Finding an upper bound for $|2^{1/n}-1|$ when $n$ goes to infinity for comparison test of convergence

Question

This question is about finding a small enough upper bound, for example, an upper bound like 100, n, is meaningless. And I am not sure if this sentence is ambiguous to some readers, but "to judge whether the series would converge" has nothing to do with "I need the final answer about convergence immediately after knowing this upper bound". Even if my only goal is to konw convergence, I don't agree that if the upper bound does not work well meaning I should not try to know how to find such an upper bound.

I am trying to find an upper bound (not least upper bound, but small enough for me to judge whether the series would converge) for this expression alone $|2^{1/n}-1|$, not the sum.

I saw a solution saying:

“We can use mean value theorem to prove $|2^{1/n}-1|$ <= $2^{1/n}(\log 2) n^{-1}$”

I can understand that suppose f(n)=$|2^{1/n}-1|$=$2^{1/n}-1$, $f^{'}(n)$=$2^{1/n}(\log 2) n^{-2}$ . But I don't understand how does this lead to the upper bound.

Question number 2, if using mean value theorem does not work, then, in general, how do we find an upper bound for an expression(no need to be the least upper bound, but small enough for me to judge whether the series would converge).

Thanks!

Answer 1

If you just wanted an upper bound for your sequence, I repeat my first comment (which I deleted when reading your post more carefully and seeing you talked about comparison test and series): $$|2^{1/n}−1|=2^{1/n}−1≤2−1.$$ But this upper bound is not "small enough to judge whether the series would converge" (better said: to prove that it converges, since an upper bound will never tell you that a series diverges).
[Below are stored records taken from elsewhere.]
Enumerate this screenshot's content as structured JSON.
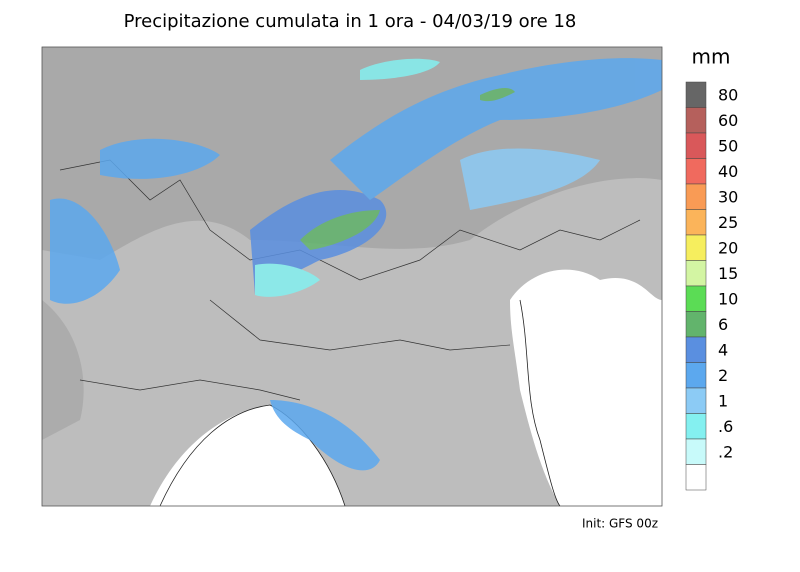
{
  "header": {
    "title": "Precipitazione cumulata in 1 ora - 04/03/19 ore 18"
  },
  "legend": {
    "unit": "mm",
    "items": [
      {
        "label": "80",
        "color": "#666666"
      },
      {
        "label": "60",
        "color": "#b5605c"
      },
      {
        "label": "50",
        "color": "#d9585a"
      },
      {
        "label": "40",
        "color": "#f06a5e"
      },
      {
        "label": "30",
        "color": "#f99b55"
      },
      {
        "label": "25",
        "color": "#fbb45a"
      },
      {
        "label": "20",
        "color": "#f6ee5e"
      },
      {
        "label": "15",
        "color": "#d3f5a3"
      },
      {
        "label": "10",
        "color": "#5bdc55"
      },
      {
        "label": "6",
        "color": "#62b46c"
      },
      {
        "label": "4",
        "color": "#5a8fe0"
      },
      {
        "label": "2",
        "color": "#5ca8ee"
      },
      {
        "label": "1",
        "color": "#8ccbf5"
      },
      {
        "label": ".6",
        "color": "#84f0f0"
      },
      {
        "label": ".2",
        "color": "#c8fafa"
      }
    ]
  },
  "footer": {
    "note": "Init: GFS 00z"
  }
}
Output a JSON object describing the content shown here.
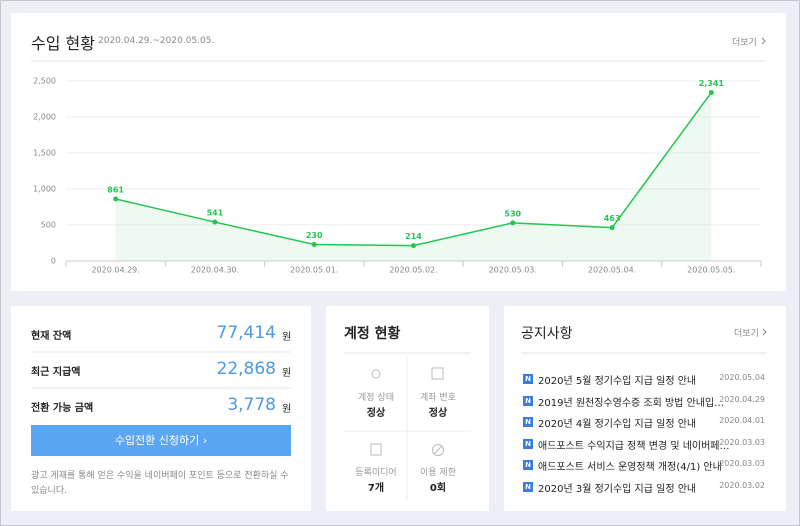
{
  "chart_data": {
    "type": "line",
    "title": "수입 현황",
    "subtitle": "2020.04.29.~2020.05.05.",
    "more": "더보기",
    "categories": [
      "2020.04.29.",
      "2020.04.30.",
      "2020.05.01.",
      "2020.05.02.",
      "2020.05.03.",
      "2020.05.04.",
      "2020.05.05."
    ],
    "values": [
      861,
      541,
      230,
      214,
      530,
      463,
      2341
    ],
    "value_labels": [
      "861",
      "541",
      "230",
      "214",
      "530",
      "463",
      "2,341"
    ],
    "color": "#23c552",
    "ylim": [
      0,
      2500
    ],
    "yticks": [
      0,
      500,
      {
        "value": 1000,
        "label": "1,000"
      },
      {
        "value": 1500,
        "label": "1,500"
      },
      {
        "value": 2000,
        "label": "2,000"
      },
      {
        "value": 2500,
        "label": "2,500"
      }
    ],
    "grid": true
  },
  "balance": {
    "rows": [
      {
        "label": "현재 잔액",
        "amount": "77,414",
        "unit": "원"
      },
      {
        "label": "최근 지급액",
        "amount": "22,868",
        "unit": "원"
      },
      {
        "label": "전환 가능 금액",
        "amount": "3,778",
        "unit": "원"
      }
    ],
    "button": "수입전환 신청하기",
    "note": "광고 게재를 통해 얻은 수익을 네이버페이 포인트 등으로 전환하실 수 있습니다."
  },
  "account": {
    "title": "계정 현황",
    "items": [
      {
        "label": "계정 상태",
        "value": "정상"
      },
      {
        "label": "계좌 번호",
        "value": "정상"
      },
      {
        "label": "등록미디어",
        "value": "7개"
      },
      {
        "label": "이용 제한",
        "value": "0회"
      }
    ]
  },
  "notices": {
    "title": "공지사항",
    "more": "더보기",
    "badge": "N",
    "items": [
      {
        "title": "2020년 5월 정기수입 지급 일정 안내",
        "date": "2020.05.04"
      },
      {
        "title": "2019년 원천징수영수증 조회 방법 안내입…",
        "date": "2020.04.29"
      },
      {
        "title": "2020년 4월 정기수입 지급 일정 안내",
        "date": "2020.04.01"
      },
      {
        "title": "애드포스트 수익지급 정책 변경 및 네이버페…",
        "date": "2020.03.03"
      },
      {
        "title": "애드포스트 서비스 운영정책 개정(4/1) 안내",
        "date": "2020.03.03"
      },
      {
        "title": "2020년 3월 정기수입 지급 일정 안내",
        "date": "2020.03.02"
      }
    ]
  }
}
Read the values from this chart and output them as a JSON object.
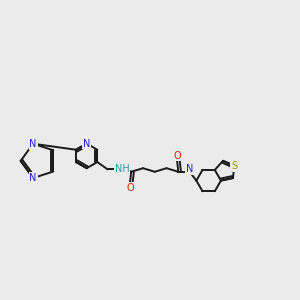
{
  "bg_color": "#ebebeb",
  "bond_color": "#1a1a1a",
  "N_color": "#2222cc",
  "O_color": "#cc2200",
  "S_color": "#999900",
  "lw": 1.4,
  "figsize": [
    3.0,
    3.0
  ],
  "dpi": 100,
  "xlim": [
    0,
    10
  ],
  "ylim": [
    3.0,
    7.5
  ]
}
And there is no hope for such a "small enough upper bound" because the series actually diverges like the harmonic series, since $$2^{1/n}-1\sim\frac{\ln2}n.$$ This asymptotic equivalence is sufficient to prove the divergence of your series, no need for an explicit lower bound (otherly said: the limit comparison test is sufficient, no need for the direct comparison test).

It has the advantage to also prove that your sequence converges to $0,$ no need for an explicit upper bound. But for this simpler question, this asymptotic argument itself is overkill. Simply use the continuity at $0$ of $x\mapsto 2^x.$

Applying the mean value theorem instead is not reasonable, since it uses a stronger property of this function (differentiability). But if you still insist on applying it, don't define $f(t)=2^{1/t}-1$ (this would lead to apply the mvt between $n$ and... infinity!). Define $f(x)=2^x-1$ (or simply $2^x$) and apply the mvt between $1/n$ and $0$ (like @Riemann indicated in his comment above) or more generally between any $x>0$ and $0:$ you get $$0<2^x-1<x\,2^x\ln2.$$

Answer 2

The answer provided by Anne Bauval is the correct solution for this with respect to the series. If you're considering the series

$$ \sum_{k=1}^\infty\left(2^{\frac{1}{2}} - 1\right), $$ then you can show that

$$\frac{\ln2}n < 2^{1/n}-1, $$

and therefore,

$$ \sum_{k=1}^\infty\frac{\ln(2)}{k} < \sum_{k=1}^\infty\left(2^{\frac{1}{k}} - 1\right). $$

This is enough to conclude that the series diverges by the Comparison Test.

However, if you're trying only to show that the sequence

$$ \left\{2^{\frac{1}{k}} - 1\right\}_{k=1}^\infty $$

has an upper bound, then it is enough to show that the function is monotonically decreasing (the first derivative is always strictly less than zero when $x>0$) and is bounded above by $1$ when $k=1$.

I hope the problem leads you down this path to show you that just because the argument of the series converges to zero DOES NOT imply that the series converges; however, it is true that if the series converges, then the argument must converge to zero. The Harmonic Series is an excellent counterexample of the first statement.